SERMON PREACHED AT THE
CHURCH OF St FRANCIS, BATCHELOR (NT)
SUNDAY, July 22nd 2012
(ORDINARY SUNDAY 16 / EIGHTH SUNDAY OF PENTECOST)
Readings: 2 Samuel 7.1-14a
Mark 6.30-34, 53-56
To read the story of the Hebrew people and of their Temple, edited as the story was over hundreds of years, is to read the story of a people both open to the new and tenacious in their adherence to that which is valuable in their past. The tricky bit, of course, is to know what is worth holding to, and what is worthy only to be jettisoned. The great and sometimes bitter arguments of church history and theology are, I suggest (and suggest retrospectively, for hindsight is a wonderful thing!) the brutal outworkings of God’s Spirit, that unsettling, disturbing third Person of the Trinity. Which is always very easy to say after the event, but less easy when we are caught in the midst. When no less a figure than David has the bright idea of building a Temple for his God to dwell in, but is chastised by a God who will not – yet – be even symbolically restrained by walls, when no less a figure than David gets it radically wrong (as he so often did!) it should only serve to encourage us in our blunderings.
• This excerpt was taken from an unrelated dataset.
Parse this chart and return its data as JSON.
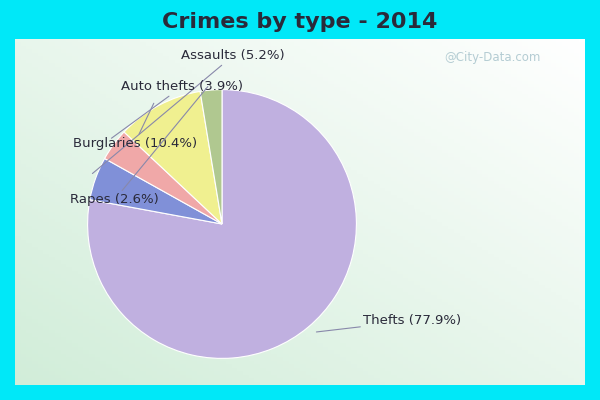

Of course if we were to step outside of today’s text we would know that the Temple continued and continues to have a troubled story. Visible only as ruins today, it has twice been built and twice destroyed. Some millennialist groups insist on seeing any completion of a Third temple as a prelude to the end of time. While that may be right – though I personally doubt it – I abhor, and so should we all – the fact that such a belief leads them to blind support of anything and everything the modern State of Israel does to oppress its admittedly recalcitrant neighbours, the Palestinian and other Arab States. Confronted by millennialist preaching that permits such atrocity (yet privately affirms that believing Jews are condemned to hell for their rejection of the messiah-hood of Jesus) we must ask over and again what would, what did Jesus do? Did he preach hate, or love, oppression or liberation, division or reconciliation?
Indeed we might even remember the New Testament teaching, alluded to in our Ephesians reading and powerfully stated in 1 Cor. 6, that it is the believer’s body, the believer’s ‘selfhood’ we might say, that becomes the dwelling place of the Shekinah, the holiness of God. This teaching may not have been entirely unique to the Christian community, but it was a powerful hallmark of the Christians’ self-understanding, and drove their attitudes to sexuality (reflected in Paul’s teaching on prostitution) in particular. Jesus himself had become the walking, talking locus of God – which is why Peter was not permitted to build tabernacles on the Mount of Transfiguration – and the New Testament People of God were, by the indwelling of the Spirit, likewise the dwelling place of God’s holiness, God’s shekinah. The implications of this for debates about sexuality in today’s context are complex, and more complex than they at first sight appear; there is no doubt this sense of personal in-dwelling of God’s holiness has shaped Christians’ attitudes to all aspects of what we might call ‘bodiliness’, also apparent in Paul’s slightly self-conscious diversion on the many members of one body in 1 Cor. 12.
If we though, are as it were mini-temples, what other implications are there for the way in which we live our lives? There is a sense in which we are called to live our lives as reminders to ourselves and those around us of the values of the eternities of God. At the very least this means we are called to raise ourselves above the ephemeral eternal present of the society around us. This isn’t easy: almost all the values of the market-place in which we live are based on ephemera. In the baptism service we are asked to turn to Christ and to ‘reject selfish living, and all that is false and unjust’. I doubt any of us can claim to have fulfilled that promise – one of the reasons I reject a ‘rigorist’ approach to baptising children. The shoes I wear were made in an Asian sweat shop, the fossil fuels I burn in my car are destroying God’s earth, the food thrown out at the end of each day in the cafés I frequent could feed a third world family. Have I rejected selfish living?
And yet the author of Ephesians calls us to be the peace of Christ. The liturgical sharing of the peace is no trivial moment: we are saying to one another may you be, and may I be an embodiment of God’s peace that is, as Paul put it, beyond human comprehension. Martin Luther King was not the first to remind God’s people that God’s peace is not a warm and fuzzy feeling, but the absence of all injustice: I for one am far from an embodiment or walking advertisement of the perfect justice and righteousness that Jesus embodied.
These are of course no more than meandering thoughts, random thoughts triggered by stories about temples, about dividing walls of injustice, about gaps between haves and have-nots materially and spiritually. I can ultimately look only at my own life and know that it – that I – fall far short of what Paul calls the glory of God, far short of the dwelling place of God’s shekinah, God’s holiness that I am called to be. Yet that is what God calls us to be – calls us to be, and despite our inadequacies, simply calls us as being. We are not yet what we are called to be, but we are called to become what we already are in Christ.